Bewertung zu "The Sandman -Preludes & Nocturnes" von Sam Kieth
Der Sandmann ist eine gequälte, tragische Figur, die es durchaus mit den großen Leidenden der Weltliteratur aufnehmen kann. Er ist der Herrscher der Träume, der guten und schlechten, kurz „Dream“. Einem Shakespeare-Helden gleich plagt er sich nach Jahrzehnten in nicht gerechtfertigter Gefangenschaft durch Menschen, all seiner Kräfte und seines Reiches beraubt, den Sinn seines „Lebens“ wiederzufinden. Der Sandmann sollte eigentlich ein Superheld aus der DC Welt sein, doch er weigert sich dagegen und Gaiman entwickelte ihn konsequent und trotzig in eine andere Richtung.
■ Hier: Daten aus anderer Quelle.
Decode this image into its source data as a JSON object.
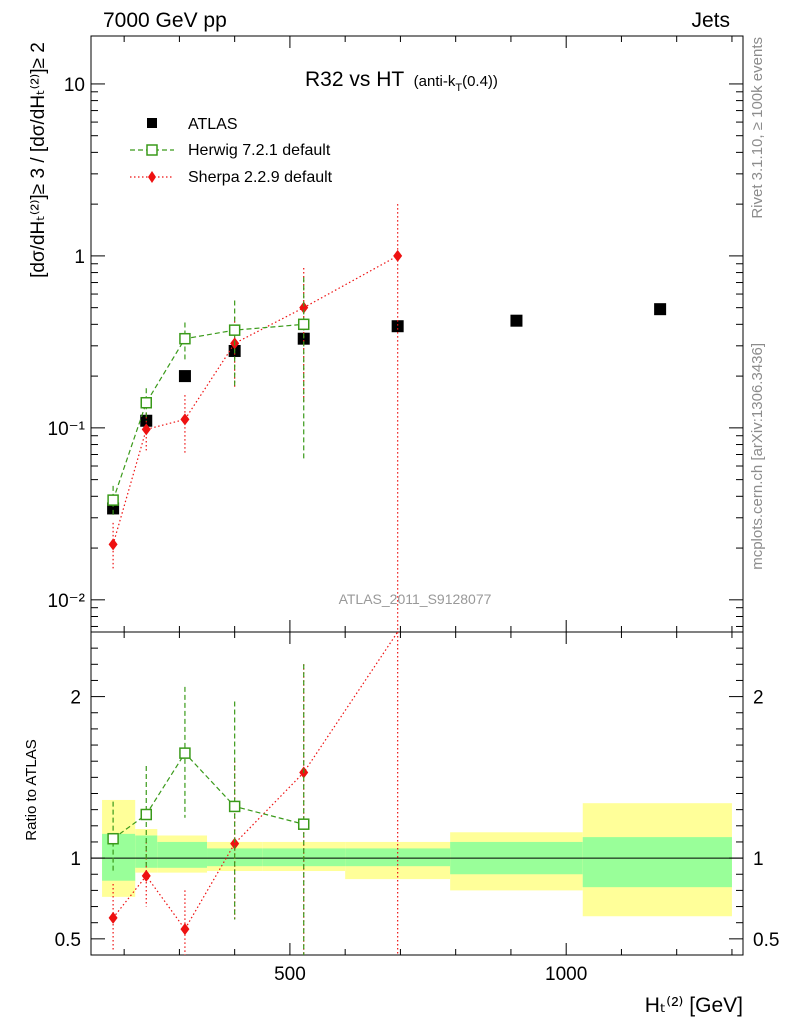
{
  "header": {
    "left": "7000 GeV pp",
    "right": "Jets"
  },
  "side_labels": {
    "rivet": "Rivet 3.1.10, ≥ 100k events",
    "mcplots": "mcplots.cern.ch [arXiv:1306.3436]"
  },
  "plot": {
    "title_main": "R32 vs HT",
    "title_sub": "(anti-k",
    "title_sub_k": "T",
    "title_sub_tail": "(0.4))",
    "watermark": "ATLAS_2011_S9128077"
  },
  "axes": {
    "ylabel_main": "[dσ/dHₜ⁽²⁾]≥ 3 / [dσ/dHₜ⁽²⁾]≥ 2",
    "ylabel_ratio": "Ratio to ATLAS",
    "xlabel": "Hₜ⁽²⁾ [GeV]",
    "x_ticks": [
      "500",
      "1000"
    ],
    "y_main_ticks": [
      "10⁻²",
      "10⁻¹",
      "1",
      "10"
    ],
    "y_ratio_ticks": [
      "0.5",
      "1",
      "2"
    ]
  },
  "legend": [
    {
      "label": "ATLAS",
      "color": "#000000",
      "marker": "square-filled"
    },
    {
      "label": "Herwig 7.2.1 default",
      "color": "#3a9a1a",
      "marker": "square-open",
      "line": "dashed"
    },
    {
      "label": "Sherpa 2.2.9 default",
      "color": "#ee1111",
      "marker": "diamond",
      "line": "dotted"
    }
  ],
  "chart_data": {
    "type": "scatter",
    "xlim": [
      140,
      1320
    ],
    "ylim_main": [
      0.0065,
      19
    ],
    "ylim_ratio": [
      0.4,
      2.4
    ],
    "yscale": "log",
    "series": [
      {
        "name": "ATLAS",
        "x": [
          180,
          240,
          310,
          400,
          525,
          695,
          910,
          1170
        ],
        "y": [
          0.034,
          0.11,
          0.2,
          0.28,
          0.33,
          0.39,
          0.42,
          0.49
        ]
      },
      {
        "name": "Herwig 7.2.1 default",
        "x": [
          180,
          240,
          310,
          400,
          525
        ],
        "y": [
          0.038,
          0.14,
          0.33,
          0.37,
          0.4
        ],
        "y_lo": [
          0.031,
          0.11,
          0.25,
          0.17,
          0.065
        ],
        "y_hi": [
          0.046,
          0.17,
          0.41,
          0.55,
          0.75
        ],
        "ratio": [
          1.12,
          1.27,
          1.65,
          1.32,
          1.21
        ],
        "ratio_lo": [
          0.91,
          0.95,
          1.25,
          0.62,
          0.2
        ],
        "ratio_hi": [
          1.35,
          1.57,
          2.06,
          1.97,
          2.2
        ]
      },
      {
        "name": "Sherpa 2.2.9 default",
        "x": [
          180,
          240,
          310,
          400,
          525,
          695
        ],
        "y": [
          0.021,
          0.098,
          0.112,
          0.31,
          0.5,
          1.0
        ],
        "y_lo": [
          0.015,
          0.074,
          0.07,
          0.17,
          0.14,
          0.005
        ],
        "y_hi": [
          0.028,
          0.122,
          0.155,
          0.44,
          0.85,
          2.0
        ],
        "ratio": [
          0.63,
          0.89,
          0.56,
          1.09,
          1.53,
          2.56
        ],
        "ratio_lo": [
          0.42,
          0.7,
          0.33,
          0.62,
          0.3,
          0.3
        ],
        "ratio_hi": [
          0.84,
          1.1,
          0.8,
          1.6,
          2.2,
          2.6
        ]
      }
    ],
    "ratio_bands": [
      {
        "x0": 160,
        "x1": 220,
        "in_lo": 0.86,
        "in_hi": 1.15,
        "out_lo": 0.76,
        "out_hi": 1.36
      },
      {
        "x0": 220,
        "x1": 260,
        "in_lo": 0.94,
        "in_hi": 1.14,
        "out_lo": 0.91,
        "out_hi": 1.18
      },
      {
        "x0": 260,
        "x1": 350,
        "in_lo": 0.94,
        "in_hi": 1.1,
        "out_lo": 0.91,
        "out_hi": 1.14
      },
      {
        "x0": 350,
        "x1": 450,
        "in_lo": 0.95,
        "in_hi": 1.06,
        "out_lo": 0.92,
        "out_hi": 1.1
      },
      {
        "x0": 450,
        "x1": 600,
        "in_lo": 0.95,
        "in_hi": 1.06,
        "out_lo": 0.92,
        "out_hi": 1.1
      },
      {
        "x0": 600,
        "x1": 790,
        "in_lo": 0.95,
        "in_hi": 1.06,
        "out_lo": 0.87,
        "out_hi": 1.1
      },
      {
        "x0": 790,
        "x1": 1030,
        "in_lo": 0.9,
        "in_hi": 1.1,
        "out_lo": 0.8,
        "out_hi": 1.16
      },
      {
        "x0": 1030,
        "x1": 1300,
        "in_lo": 0.82,
        "in_hi": 1.13,
        "out_lo": 0.64,
        "out_hi": 1.34
      }
    ],
    "band_colors": {
      "inner": "#99ff99",
      "outer": "#ffff99"
    }
  }
}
Schon von der ersten Seite an sträubt er sich in ein heroisches Raster zu rutschen. Er ist melancholisch, depressiv, menschlich und unmenschlich zugleich. Und er wird umringt von anderen, sehr zugänglichen und alles andere als glatten Charakteren, mit denen man sehr schnell zu sympathisieren beginnt. Im ersten Band begleiten wir die sympathische, schwarze Seele dabei, ihre alte Macht wieder zusammen zu klauben und lernen sein nahezu untergegangenes Reich kennen. Ganz unbemerkt wächst uns der große Stille dabei ans Herz.
Ein Kennzeichen Gaimans ist, dass er Mythologie und Alltag, Vergangenheit und Gegenwart, Literatur und Historie fließend ineinander webt. Man trifft auf mythologische und biblische Figuren und auf Charaktere, die man so auch bei der morgendlichen U-Bahn-Fahrt erlebt. Im ersten Sammelband „Preludes & Nocturnes“ finden sich noch einige Inkonsistenzen im Vergleich zum Rest der Reihe, gerade in der Visualisierung. Trotzdem ist das Werk durchzogen von besonderen Schmuckstücken, die den ersten Sandman besonders machen. In späteren Bänden werden Stolpersteine nacheinander ausgemerzt, Gaiman findet zu seinem Stil. Die generelle Vielfalt und Veränderung der Reihe liegt natürlich aber auch daran, dass er mit unterschiedlichen Zeichnern zusammenarbeitete. Und mit dem Zeichner Sam Keith ist ihm ein guter Auftakt gelungen, den man sich nicht entgehen lassen sollte. Letztendlich verschmelzen fantastische Welten mit der unseren äußerst kunstvoll zu einem Gesamtwerk, mit, man kann es wirklich sagen, philosophischer Tiefe.